If you grow or buy lots of fresh veggies, think twice before you throw away those green tops. You might want to use them so as to cut back on waste and to "eat your greens"!
NOTE: This recipe uses roux prepared in advance. See my post on roux here.
Boil the greens
Wash and de-stem any of the following greens in any combination to loosely fill an 8 qt pot:
- beet greens
- carrot tops
- lettuces (red and green leaf varieties)
- mustard greens
- turnip greens
- radish greens
- celery tops
- dandelion greens
- green onions
basil (a leaf or three; not an entire bunch)
1 gallon water
1 tsp kosher salt
- Add the water and salt to the pot along with the greens.

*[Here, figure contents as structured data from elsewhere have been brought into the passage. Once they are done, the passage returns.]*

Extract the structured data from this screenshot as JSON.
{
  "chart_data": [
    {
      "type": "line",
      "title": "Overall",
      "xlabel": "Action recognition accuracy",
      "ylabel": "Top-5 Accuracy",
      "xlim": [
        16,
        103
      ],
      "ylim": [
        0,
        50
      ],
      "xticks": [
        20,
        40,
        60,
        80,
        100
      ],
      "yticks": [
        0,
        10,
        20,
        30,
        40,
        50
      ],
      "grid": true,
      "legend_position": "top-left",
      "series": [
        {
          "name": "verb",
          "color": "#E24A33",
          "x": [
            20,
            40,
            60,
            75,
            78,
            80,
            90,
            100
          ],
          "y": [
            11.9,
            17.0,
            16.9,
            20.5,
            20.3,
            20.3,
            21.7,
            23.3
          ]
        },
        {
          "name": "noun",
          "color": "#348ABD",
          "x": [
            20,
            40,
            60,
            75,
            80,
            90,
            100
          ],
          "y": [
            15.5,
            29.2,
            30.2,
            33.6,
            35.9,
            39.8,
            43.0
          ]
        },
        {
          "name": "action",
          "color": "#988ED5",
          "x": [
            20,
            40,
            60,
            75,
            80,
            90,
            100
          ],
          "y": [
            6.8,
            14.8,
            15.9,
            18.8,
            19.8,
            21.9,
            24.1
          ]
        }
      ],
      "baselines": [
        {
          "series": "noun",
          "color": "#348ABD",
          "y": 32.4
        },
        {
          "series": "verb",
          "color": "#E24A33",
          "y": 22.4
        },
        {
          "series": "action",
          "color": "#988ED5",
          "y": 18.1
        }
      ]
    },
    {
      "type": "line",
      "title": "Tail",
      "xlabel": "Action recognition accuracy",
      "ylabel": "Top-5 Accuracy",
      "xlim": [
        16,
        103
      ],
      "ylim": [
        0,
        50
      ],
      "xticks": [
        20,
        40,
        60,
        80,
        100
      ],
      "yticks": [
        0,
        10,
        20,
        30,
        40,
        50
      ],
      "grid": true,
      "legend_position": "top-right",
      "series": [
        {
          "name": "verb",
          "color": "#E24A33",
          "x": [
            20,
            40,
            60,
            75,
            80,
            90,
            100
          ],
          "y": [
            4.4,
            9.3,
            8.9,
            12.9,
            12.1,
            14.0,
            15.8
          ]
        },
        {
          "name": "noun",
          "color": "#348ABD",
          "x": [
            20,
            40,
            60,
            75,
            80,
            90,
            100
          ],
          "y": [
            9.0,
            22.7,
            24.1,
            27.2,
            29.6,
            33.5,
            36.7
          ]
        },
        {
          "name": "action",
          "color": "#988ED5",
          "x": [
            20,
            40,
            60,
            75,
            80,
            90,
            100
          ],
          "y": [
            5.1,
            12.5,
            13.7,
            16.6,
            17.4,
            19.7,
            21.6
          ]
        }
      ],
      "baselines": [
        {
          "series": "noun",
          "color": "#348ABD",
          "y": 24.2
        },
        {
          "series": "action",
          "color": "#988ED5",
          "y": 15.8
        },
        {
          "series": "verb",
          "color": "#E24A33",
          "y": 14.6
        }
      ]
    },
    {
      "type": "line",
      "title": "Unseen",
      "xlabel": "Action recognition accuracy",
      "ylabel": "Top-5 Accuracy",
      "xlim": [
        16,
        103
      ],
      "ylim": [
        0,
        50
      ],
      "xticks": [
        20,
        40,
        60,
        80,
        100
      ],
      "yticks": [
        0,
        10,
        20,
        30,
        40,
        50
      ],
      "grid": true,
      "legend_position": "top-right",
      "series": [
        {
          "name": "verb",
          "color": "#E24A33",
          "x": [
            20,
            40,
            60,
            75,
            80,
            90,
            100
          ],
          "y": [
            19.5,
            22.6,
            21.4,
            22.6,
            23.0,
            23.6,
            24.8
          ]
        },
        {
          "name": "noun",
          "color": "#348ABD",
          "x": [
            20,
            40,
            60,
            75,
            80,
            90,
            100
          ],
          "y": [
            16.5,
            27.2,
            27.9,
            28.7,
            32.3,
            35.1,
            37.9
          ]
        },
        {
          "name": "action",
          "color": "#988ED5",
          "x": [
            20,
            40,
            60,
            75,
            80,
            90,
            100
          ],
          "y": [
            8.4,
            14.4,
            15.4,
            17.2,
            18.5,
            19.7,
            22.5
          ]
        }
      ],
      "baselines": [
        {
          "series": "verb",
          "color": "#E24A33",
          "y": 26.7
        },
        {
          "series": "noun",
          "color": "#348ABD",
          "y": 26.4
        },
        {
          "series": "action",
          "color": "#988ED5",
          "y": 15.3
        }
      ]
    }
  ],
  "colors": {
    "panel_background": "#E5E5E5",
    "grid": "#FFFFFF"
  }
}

- Submerge the greens and simmer for about 1 1/2 - 2 hours.
- Strain the greens and put into a bowl, setting aside the cooking water in another bowl. (You'll need the pot for your roux next.)
- When the greens have cooled slightly, cut them up with kitchen scissors.
Cook the gumbo
2 - 3 Tbsp roux
1 onion, chopped
2 cloves garlic, minced
1 bell pepper, seeded and chopped
2 stalks celery, chopped
1 large turnip, chopped (optional)
smoked ham, ham hock or salt pork (optional)
3 large sprigs fresh thyme
1 bay leaf
1 can of white or red beans, rinsed and drained
1/4 tsp smoked paprika and/or a few drops of liquid smoke (highly recommended if not using smoked ham)
splash of Angostura bitters
extra long grain rice, cooked
- Place the roux in the pot (now emptied of greens and cooking liquid).
- Add the onion, garlic, bell pepper and celery to the pot, and saute' until softened.
- Add the turnips (optional), meat (optional), greens, reserved cooking liquid, and seasonings except for file'.
- Let simmer on low for 1 to 1 1/2 hours.
- Remove and discard the thyme stems and bay leaf.
- Using an immersion blender, puree some of the greens in the pot to slightly thicken the soup.
- Add beans, if using, and let heat through.
- If using meat, remove it from the pot and chunk or shred it and return it to the gumbo.
- Taste and adjust seasonings.
- Serve over hot, cooked rice and sprinkle with file' powder before serving.